Каждый человек – явление психологически сложное, совершенно неповторимое. Еще Лев Толстой мечтал когда-то исследовать тип человека, который был бы в одно и то же время добр и зол, милосерден и жесток, щедр и жаден. А ведь все эти качества, сосредоточенные в одном человеке, и создают неповторимость его характера. Вместе с тем человек видит в окружающих его отдельных людях либо свое собственное отражение, либо черты натуры, свойственные ему самому. Порой – не самые привлекательные. И если уж он находит гармонию в самом себе, почему бы не найти ее и с окружающим миром, чтобы не превращать свою жизнь в трагедию? И человек позволяет себе обманываться в собственных заблуждениях.
Прекрасно сказал по этому поводу восточный поэт:
Если бы люди знали,
Насколько все они разные,
Они бы никогда не любили друг друга.
Зачем любить,
Если понять невозможно,
Если нет общего языка чувств и желаний?..
Если бы люди знали,
Насколько все они одинаковые,
Они, конечно, любить не могли бы —
Нелепо и глупо любить самого себя.
Но так как люди не знают
Ни того, насколько они разные,
Ни того, насколько они одинаковые,
Они любят или делают вид, что любят.
И повторяется это счастливое недоразумение
Сто тысяч лет
И еще будет повторяться столько же,
Потому что, когда люди стремятся друг к другу,
То замечают лишь небольшую разницу между собой,
А сблизившись, видят лишь небольшое сходство.
Вот эти «небольшие» разницу и сходство и поставил себе задачей играть Крючков, оставаясь наедине со своей ролью. Необычайно трудная задача? А что легко?
Николай Афанасьевич часто вспоминал очень, казалось бы, незначительный эпизод, который тем не менее навел его на философские размышления.
Однажды к нему в гости пришел журналист и увидел его внучку Катю, которая, хотя и играла еще с куклами, но уже успела сняться в трех кинокартинах. Как говорил дед: «Небольшие были роли, но все-таки…» Журналист, конечно, знал об этом и, чтобы завязать разговор с девочкой, спросил:
– Кем же ты хочешь быть? Актрисой, наверное?
– Нет, – получил неожиданный ответ. – Учительницей у первоклашек.
– Почему? – удивился гость.
– Потому что они веселые и добрые.
И Николай Афанасьевич задумался:
– Мир кино, который она узнала не понаслышке, не всегда добр и не всегда весел. Он может быть самым разным, но только одним не станет никогда – легким для нашего брата-актера. И если зритель о ком-то говорит с восхищением «он популярен!», то для меня это звучит прежде всего как «он труженик!». А уж добр он или зол – это зависит от роли.

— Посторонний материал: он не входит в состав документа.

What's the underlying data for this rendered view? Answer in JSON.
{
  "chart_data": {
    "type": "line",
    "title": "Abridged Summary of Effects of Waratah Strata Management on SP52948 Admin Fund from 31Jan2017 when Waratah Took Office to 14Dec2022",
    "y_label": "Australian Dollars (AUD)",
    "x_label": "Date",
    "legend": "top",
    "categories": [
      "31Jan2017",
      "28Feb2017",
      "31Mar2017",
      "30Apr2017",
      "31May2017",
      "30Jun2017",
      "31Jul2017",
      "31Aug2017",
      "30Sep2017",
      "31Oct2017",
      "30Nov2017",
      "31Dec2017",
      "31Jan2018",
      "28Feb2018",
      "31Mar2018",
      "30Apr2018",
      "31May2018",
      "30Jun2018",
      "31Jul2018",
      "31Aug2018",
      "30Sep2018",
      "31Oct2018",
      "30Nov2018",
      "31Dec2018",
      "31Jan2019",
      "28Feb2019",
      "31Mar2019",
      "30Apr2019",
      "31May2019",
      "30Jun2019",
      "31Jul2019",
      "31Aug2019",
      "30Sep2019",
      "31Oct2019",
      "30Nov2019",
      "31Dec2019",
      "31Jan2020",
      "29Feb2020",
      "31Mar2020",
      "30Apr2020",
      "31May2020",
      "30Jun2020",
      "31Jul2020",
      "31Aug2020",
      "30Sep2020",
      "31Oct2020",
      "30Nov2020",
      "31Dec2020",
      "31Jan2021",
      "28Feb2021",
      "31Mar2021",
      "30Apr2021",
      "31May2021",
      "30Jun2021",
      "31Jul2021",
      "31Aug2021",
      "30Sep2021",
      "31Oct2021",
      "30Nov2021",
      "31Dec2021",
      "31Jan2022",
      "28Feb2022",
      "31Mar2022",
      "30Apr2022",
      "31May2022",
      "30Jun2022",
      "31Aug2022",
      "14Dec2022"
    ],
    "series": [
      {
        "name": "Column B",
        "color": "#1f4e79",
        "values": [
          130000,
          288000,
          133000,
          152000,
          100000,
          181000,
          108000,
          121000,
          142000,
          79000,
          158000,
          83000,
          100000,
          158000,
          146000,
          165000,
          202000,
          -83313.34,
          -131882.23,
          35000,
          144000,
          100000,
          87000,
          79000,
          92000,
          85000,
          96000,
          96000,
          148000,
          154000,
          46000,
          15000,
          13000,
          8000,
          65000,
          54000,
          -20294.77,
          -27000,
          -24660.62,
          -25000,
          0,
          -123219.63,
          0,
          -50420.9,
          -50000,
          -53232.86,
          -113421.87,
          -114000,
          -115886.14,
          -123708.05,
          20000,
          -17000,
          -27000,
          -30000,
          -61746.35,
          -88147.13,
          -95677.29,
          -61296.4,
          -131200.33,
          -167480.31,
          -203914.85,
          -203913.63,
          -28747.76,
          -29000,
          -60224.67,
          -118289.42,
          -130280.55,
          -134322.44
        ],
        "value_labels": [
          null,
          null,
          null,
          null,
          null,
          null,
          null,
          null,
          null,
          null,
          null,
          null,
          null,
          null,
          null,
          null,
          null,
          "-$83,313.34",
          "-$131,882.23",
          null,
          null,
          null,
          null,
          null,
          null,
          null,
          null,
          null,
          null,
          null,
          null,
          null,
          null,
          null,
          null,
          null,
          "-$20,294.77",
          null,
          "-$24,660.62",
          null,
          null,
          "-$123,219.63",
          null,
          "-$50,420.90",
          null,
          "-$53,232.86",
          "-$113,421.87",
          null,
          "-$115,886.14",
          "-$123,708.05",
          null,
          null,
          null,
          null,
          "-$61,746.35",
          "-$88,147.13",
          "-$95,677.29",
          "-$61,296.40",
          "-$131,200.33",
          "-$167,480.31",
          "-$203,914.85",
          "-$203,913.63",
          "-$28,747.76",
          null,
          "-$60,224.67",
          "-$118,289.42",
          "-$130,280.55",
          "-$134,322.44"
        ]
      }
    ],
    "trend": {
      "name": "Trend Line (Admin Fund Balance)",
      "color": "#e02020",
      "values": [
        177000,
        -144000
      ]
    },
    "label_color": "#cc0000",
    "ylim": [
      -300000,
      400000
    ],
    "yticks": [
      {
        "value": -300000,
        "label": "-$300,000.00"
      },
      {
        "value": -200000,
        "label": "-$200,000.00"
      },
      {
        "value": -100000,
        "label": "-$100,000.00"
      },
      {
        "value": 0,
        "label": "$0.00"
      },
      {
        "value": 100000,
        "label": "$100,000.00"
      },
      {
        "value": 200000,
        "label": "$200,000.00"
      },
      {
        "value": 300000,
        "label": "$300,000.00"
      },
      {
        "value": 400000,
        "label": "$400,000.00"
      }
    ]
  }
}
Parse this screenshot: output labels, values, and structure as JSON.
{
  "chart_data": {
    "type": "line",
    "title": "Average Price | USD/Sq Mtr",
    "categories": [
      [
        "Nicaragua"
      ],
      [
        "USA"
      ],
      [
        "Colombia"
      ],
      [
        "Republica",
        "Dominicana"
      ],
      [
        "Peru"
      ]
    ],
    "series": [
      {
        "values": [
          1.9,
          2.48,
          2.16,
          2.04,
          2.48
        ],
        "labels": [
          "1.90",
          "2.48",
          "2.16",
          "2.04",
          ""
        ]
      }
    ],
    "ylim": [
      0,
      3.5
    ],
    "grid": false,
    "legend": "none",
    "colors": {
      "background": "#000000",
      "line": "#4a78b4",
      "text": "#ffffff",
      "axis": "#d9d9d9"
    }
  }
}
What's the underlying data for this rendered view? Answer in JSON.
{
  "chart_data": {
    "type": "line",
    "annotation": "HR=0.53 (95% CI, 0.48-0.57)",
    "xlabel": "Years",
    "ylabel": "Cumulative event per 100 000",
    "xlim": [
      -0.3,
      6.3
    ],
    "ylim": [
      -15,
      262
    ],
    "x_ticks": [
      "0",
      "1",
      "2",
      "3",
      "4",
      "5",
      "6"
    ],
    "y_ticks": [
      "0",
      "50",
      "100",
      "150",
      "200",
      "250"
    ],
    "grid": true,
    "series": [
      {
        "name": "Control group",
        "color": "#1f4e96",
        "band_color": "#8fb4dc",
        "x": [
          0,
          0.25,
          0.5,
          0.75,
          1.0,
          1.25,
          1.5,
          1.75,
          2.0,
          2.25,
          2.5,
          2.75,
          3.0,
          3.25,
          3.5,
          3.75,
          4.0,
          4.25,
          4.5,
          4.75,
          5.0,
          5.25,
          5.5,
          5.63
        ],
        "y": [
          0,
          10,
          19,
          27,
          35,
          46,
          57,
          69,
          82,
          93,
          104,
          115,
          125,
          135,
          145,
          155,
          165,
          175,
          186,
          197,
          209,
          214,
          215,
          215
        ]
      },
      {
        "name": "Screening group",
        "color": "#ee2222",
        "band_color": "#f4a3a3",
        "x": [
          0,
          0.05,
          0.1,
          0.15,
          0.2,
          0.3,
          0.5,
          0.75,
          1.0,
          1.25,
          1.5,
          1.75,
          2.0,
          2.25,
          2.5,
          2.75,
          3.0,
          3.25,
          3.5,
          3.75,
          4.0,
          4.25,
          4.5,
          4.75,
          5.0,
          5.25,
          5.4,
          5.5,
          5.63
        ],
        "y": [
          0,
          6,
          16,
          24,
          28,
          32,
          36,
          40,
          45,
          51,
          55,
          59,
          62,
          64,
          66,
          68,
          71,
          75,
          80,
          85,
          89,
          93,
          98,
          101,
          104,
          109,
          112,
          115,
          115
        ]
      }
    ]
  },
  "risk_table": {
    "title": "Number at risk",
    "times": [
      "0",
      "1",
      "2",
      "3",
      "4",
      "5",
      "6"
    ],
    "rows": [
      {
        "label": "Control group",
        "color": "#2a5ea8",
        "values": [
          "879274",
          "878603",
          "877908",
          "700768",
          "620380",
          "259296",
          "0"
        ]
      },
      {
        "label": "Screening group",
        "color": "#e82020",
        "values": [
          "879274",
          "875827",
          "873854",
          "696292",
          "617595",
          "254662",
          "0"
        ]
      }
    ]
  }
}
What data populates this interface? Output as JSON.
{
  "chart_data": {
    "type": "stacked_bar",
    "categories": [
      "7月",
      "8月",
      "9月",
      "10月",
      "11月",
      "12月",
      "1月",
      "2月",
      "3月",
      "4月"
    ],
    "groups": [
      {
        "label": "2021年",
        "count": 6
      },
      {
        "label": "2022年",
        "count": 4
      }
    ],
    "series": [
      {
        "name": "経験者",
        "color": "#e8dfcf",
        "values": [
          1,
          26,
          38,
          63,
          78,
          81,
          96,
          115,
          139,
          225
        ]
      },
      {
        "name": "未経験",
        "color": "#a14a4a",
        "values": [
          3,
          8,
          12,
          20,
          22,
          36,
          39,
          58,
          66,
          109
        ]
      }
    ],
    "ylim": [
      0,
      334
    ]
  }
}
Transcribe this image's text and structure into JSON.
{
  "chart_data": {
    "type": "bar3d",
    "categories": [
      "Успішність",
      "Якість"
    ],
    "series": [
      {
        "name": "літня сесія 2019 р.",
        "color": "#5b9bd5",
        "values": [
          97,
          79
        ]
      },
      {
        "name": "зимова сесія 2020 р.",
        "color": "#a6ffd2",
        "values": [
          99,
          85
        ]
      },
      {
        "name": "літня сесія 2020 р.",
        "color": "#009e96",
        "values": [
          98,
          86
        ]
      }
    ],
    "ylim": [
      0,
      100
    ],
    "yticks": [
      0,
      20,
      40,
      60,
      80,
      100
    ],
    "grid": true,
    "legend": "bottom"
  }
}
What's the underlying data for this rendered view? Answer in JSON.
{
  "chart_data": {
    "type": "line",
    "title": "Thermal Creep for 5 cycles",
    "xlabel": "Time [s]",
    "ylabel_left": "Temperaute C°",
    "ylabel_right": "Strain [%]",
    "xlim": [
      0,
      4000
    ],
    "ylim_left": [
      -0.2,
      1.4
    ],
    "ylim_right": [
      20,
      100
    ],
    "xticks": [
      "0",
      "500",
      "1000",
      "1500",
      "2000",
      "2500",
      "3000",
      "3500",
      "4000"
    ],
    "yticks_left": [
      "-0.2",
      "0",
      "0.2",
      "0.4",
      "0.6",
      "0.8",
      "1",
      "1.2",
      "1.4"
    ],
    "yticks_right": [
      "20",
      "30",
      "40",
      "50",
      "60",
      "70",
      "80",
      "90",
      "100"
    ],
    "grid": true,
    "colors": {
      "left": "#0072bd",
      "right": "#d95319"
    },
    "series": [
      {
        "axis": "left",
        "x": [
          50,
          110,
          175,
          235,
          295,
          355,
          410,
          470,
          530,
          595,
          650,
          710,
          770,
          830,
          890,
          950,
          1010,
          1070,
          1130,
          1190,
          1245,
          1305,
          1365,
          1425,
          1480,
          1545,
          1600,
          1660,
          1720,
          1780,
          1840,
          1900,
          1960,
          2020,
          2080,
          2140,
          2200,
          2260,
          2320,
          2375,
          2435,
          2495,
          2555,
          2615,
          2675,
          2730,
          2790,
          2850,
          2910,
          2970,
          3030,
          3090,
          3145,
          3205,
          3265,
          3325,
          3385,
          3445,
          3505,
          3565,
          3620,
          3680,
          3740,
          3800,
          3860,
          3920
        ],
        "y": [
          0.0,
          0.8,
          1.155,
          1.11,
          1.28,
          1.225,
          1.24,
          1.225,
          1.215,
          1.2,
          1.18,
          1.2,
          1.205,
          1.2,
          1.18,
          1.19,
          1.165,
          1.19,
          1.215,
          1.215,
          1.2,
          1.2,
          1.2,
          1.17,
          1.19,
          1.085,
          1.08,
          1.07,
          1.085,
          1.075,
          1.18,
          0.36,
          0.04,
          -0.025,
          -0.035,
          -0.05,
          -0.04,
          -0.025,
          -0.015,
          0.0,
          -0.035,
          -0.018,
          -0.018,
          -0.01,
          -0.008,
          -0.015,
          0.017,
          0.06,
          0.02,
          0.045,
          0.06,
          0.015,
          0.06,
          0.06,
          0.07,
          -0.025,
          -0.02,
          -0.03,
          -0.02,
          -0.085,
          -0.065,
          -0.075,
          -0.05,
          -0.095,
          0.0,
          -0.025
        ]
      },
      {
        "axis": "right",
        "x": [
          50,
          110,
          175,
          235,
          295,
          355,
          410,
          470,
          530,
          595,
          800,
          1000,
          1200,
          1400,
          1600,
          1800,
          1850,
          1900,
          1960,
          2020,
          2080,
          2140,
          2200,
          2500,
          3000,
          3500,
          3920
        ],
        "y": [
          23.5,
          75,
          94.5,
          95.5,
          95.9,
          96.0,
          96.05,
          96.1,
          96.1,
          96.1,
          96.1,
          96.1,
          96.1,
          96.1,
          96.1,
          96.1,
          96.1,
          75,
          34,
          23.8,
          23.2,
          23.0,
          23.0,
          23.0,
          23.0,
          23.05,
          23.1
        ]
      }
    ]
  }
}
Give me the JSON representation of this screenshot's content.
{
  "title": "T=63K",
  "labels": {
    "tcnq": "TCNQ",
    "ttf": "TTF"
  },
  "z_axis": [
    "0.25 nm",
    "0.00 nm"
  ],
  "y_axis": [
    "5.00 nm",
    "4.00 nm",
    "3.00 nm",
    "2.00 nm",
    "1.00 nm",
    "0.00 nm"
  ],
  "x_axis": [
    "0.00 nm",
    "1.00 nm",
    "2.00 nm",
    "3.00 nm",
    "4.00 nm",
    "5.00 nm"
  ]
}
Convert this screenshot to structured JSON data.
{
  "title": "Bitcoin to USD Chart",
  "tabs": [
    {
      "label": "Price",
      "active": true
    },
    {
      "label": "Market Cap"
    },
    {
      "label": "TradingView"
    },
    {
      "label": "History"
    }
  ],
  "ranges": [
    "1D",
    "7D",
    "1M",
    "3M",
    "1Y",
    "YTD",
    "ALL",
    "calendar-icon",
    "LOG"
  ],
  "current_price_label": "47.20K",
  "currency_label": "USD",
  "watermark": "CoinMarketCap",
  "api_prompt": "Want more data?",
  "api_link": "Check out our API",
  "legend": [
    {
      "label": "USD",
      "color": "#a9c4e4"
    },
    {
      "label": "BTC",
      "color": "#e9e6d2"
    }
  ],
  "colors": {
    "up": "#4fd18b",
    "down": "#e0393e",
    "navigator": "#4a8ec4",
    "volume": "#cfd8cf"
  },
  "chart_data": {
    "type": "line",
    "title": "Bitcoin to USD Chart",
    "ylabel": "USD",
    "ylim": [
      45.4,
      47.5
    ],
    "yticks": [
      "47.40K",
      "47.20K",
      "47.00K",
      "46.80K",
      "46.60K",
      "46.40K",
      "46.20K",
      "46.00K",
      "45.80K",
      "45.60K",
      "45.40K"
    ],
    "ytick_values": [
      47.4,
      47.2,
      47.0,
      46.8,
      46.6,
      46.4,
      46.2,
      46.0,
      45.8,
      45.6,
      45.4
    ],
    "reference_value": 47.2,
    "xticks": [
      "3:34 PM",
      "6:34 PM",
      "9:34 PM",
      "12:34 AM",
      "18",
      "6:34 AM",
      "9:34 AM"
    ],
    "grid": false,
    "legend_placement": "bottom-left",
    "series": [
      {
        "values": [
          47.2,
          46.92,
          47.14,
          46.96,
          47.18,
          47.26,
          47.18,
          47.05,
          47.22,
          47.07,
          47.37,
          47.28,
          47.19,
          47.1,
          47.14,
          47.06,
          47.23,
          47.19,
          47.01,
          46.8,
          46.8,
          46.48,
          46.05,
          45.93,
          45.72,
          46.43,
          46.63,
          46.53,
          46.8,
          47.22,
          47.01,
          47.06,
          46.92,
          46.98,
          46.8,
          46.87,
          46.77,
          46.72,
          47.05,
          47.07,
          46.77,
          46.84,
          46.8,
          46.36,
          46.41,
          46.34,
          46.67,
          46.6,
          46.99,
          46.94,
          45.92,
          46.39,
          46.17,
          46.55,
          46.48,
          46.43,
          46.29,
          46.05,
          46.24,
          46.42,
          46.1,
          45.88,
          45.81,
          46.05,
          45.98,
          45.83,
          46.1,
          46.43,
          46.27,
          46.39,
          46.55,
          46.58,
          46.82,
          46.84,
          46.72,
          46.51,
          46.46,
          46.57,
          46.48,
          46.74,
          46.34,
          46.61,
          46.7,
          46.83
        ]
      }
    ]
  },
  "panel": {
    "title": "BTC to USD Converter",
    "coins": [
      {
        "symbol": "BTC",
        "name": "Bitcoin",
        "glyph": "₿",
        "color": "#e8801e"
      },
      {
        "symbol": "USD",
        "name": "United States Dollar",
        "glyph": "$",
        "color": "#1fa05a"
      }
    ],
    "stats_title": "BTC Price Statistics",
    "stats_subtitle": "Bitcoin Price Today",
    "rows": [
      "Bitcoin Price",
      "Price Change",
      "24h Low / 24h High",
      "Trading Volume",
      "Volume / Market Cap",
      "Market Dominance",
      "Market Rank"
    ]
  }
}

Устами младенца была выражена мысль.
Взаимная любовь
Встречи бывают разные. Одни проходят бесследно, не оставляя о себе даже смутной памяти. Другие, как удар клинком, наносят рану, другие с годами забываются, но проходит время, и они вновь напоминают о себе ноющей болью прошлого. Память о третьих проходит через всю жизнь.
Впервые Николай Афанасьевич встретился с ним в 1942 году. Как потом скажет сам Крючков, «мы с ним познакомились, подружились и затем сблизились настолько, что и по сей день нас нередко принимают за одного и того же. Я отдал ему все, что мог, в своей душе и получил от него во сто крат больше. Зовут его Сергей Луконин – «парень из нашего города». Большая, долгожданная встреча состоялась также на экране – в кинокартине студии «Мосфильм» под названием «Верую в любовь». Это уже было сорок четыре года спустя.
Объективности ради, добавит Николай Афанасьевич, в числе родителей он должен назвать и себя, поскольку не было такого киноперекрестка, где автор этих строк не мечтал вслух о новой встрече на экране с «парнем из нашего города».
А в том, что Крючков назвал себя одним из «родителей» фильма, нет ни доли нескромности.
В фильме «Верую в любовь» есть один потрясающий психологический момент, когда генералу Луконину приходится испытывать на проверку свои родительские чувства: вдруг находится родная мать Алеши и Кости Лукониных, потерявшая их при бомбежке и с тех трагических военных лет не прекращавшая их поисков.
Одновременно убежден в том, что этот эпизод был подсказан авторам фильма самим Николаем Афанасьевичем, а убежденность эта основывается на одной из случайных встреч, о которой поведал в своем письме житель Тамбовской области Л. П. Степанов.
Тогда, в 1942 году, Степанову было десять лет. Отец его погиб, брат учился в военном училище, а его самого с матерью эвакуировали в Северный Казахстан, под Семипалатинск.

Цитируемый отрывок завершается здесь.